Many researchers have been directing efforts to obtain models that explain how molecules can be modified to achieve higher H₃R affinity, antagonistic activity and selectivity over other targets. Among the several reports in literature presenting compounds which were designed and evaluated through SAR analysis, mainly piperidine, benzofuran, piperidinylurea and imidazole series were deeply studied through QSAR approaches. The data from these reports suggest that the steric and hydrophobic factors play the most important role in the H₃R activity. Important features regarding the interaction with H₃R have been described, but it must be adequately explored to improve both the affinity and the selectivity. However, considering the wide range of compounds reported, it is noted that the number of QSAR studies in the literature is still scarce.
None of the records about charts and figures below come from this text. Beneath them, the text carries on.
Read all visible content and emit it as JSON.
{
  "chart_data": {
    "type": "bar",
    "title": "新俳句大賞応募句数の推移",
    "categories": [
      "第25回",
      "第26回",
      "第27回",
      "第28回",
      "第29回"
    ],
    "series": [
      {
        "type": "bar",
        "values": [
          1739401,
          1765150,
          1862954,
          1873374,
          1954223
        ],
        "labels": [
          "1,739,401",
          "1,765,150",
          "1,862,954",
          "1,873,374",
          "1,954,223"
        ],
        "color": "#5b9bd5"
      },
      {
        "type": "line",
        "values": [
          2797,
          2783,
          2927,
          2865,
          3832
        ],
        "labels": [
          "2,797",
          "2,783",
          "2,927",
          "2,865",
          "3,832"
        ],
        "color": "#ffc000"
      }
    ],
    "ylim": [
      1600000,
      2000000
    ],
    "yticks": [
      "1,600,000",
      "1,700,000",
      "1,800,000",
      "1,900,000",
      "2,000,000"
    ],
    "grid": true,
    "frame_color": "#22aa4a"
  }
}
In addition, with some exceptions, such models focus only on the pharmacodynamic aspect of the biological activity. Considering that the H₃R is mainly found on CNS, pharmacokinetic and toxicological aspects such as BBB penetration, metabolic stability, distribution coefficients and promiscuity should be used as dependent variable in QSAR studies. Pharmacokinetics is among the main bottlenecks to reach clinical trials, and it must be predicted in the earlier stages of drug discovery process to maximize the chances to reach the patient bedside.

Consent for Publication

Not applicable.

Conflict of Interest

The authors declare no conflict of interest, financial or otherwise.